ATI RN
ATI RN Exit Exam Test Bank
1. Which electrolyte imbalance is most concerning for a patient on furosemide?
- A. Hypokalemia
- B. Hyponatremia
- C. Hyperkalemia
- D. Hypercalcemia
Correct answer: A
Rationale: The correct answer is hypokalemia. Furosemide, a loop diuretic, can lead to potassium loss through increased urinary excretion, making hypokalemia the most concerning electrolyte imbalance. Hyponatremia (Choice B) is not typically associated with furosemide use. Hyperkalemia (Choice C) is less likely due to furosemide's potassium-wasting effect. Hypercalcemia (Choice D) is not a common electrolyte imbalance seen with furosemide.
2. A nurse is caring for a client who has a tracheostomy. Which of the following actions should the nurse take when providing tracheostomy care?
- A. Use sterile technique when performing tracheostomy care.
- B. Replace the tracheostomy ties every 24 hours.
- C. Use a sterile brush to clean the inner cannula.
- D. Change the tracheostomy dressing once a week.
Correct answer: C
Rationale: The correct answer is to use a sterile brush to clean the inner cannula. This action is crucial to prevent infection during tracheostomy care. Choice A is incorrect as clean technique is not adequate for tracheostomy care, sterile technique is required. Choice B is incorrect as tracheostomy ties should be replaced when soiled, not routinely every 24 hours. Choice D is incorrect as tracheostomy dressings should be changed more frequently to maintain cleanliness and prevent infection.

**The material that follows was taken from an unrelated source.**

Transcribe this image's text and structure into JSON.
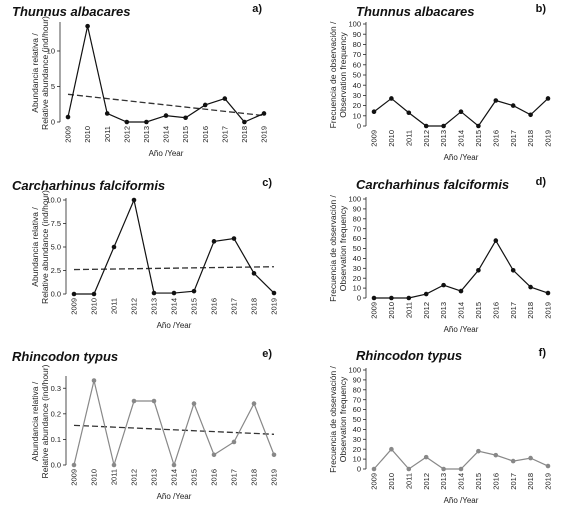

3. Which diagnostic test is used to confirm tuberculosis (TB) infection?
- A. Chest X-ray
- B. Sputum culture
- C. Skin test (Mantoux)
- D. MRI
Correct answer: C
Rationale: The Mantoux skin test, also known as the Tuberculin Skin Test (TST), is used to confirm tuberculosis (TB) infection. This test involves injecting a small amount of tuberculin protein derivative under the top layer of the skin and then evaluating the immune system's response to the protein. A positive reaction indicates exposure to the TB bacteria. Chest X-rays are used to detect abnormalities in the lungs caused by TB but are not confirmatory. Sputum culture is used to identify the presence of TB bacteria in the sputum. MRIs are not typically used as a primary diagnostic tool for TB.
4. A client is 1 day postoperative following abdominal surgery. Which of the following actions should the nurse take to prevent respiratory complications?
- A. Instruct the client to avoid deep breathing exercises
- B. Encourage the use of an incentive spirometer
- C. Assist the client with ambulation every 2 hours
- D. Apply sequential compression devices (SCDs)
Correct answer: B
Rationale: Encouraging the use of an incentive spirometer is crucial for preventing respiratory complications postoperatively, such as atelectasis. Instructing the client to avoid deep breathing exercises (choice A) is incorrect as deep breathing exercises help prevent respiratory complications. Assisting with ambulation every 2 hours (choice C) is important for preventing other postoperative complications but not specifically respiratory ones. Applying sequential compression devices (SCDs) (choice D) is beneficial for preventing deep vein thrombosis but not directly related to respiratory complications.
5. A charge nurse is teaching a group of nurses about the correct use of restraints. Which of the following should the nurse include in the teaching?
- A. Place a belt restraint on a school-age child who has seizures.
- B. Secure wrist restraints to the bed rails for an adolescent.
- C. Apply elbow immobilizers to an infant with a cleft lip injury.
- D. Keep the side rails of a toddler's crib elevated.
Correct answer: D
Rationale: The correct use of restraints is crucial to ensure patient safety. Keeping the side rails of a toddler's crib elevated is a safe practice as it prevents falls and provides a level of protection without directly restraining the child. Placing a belt restraint on a child with seizures (Choice A) is inappropriate as it may restrict movement and cause harm during a seizure. Securing wrist restraints to bed rails for an adolescent (Choice B) is not recommended as it can lead to injuries and compromise circulation. Applying elbow immobilizers to an infant with a cleft lip injury (Choice C) is also incorrect as it does not address the issue of restraint and is not a standard practice in this situation.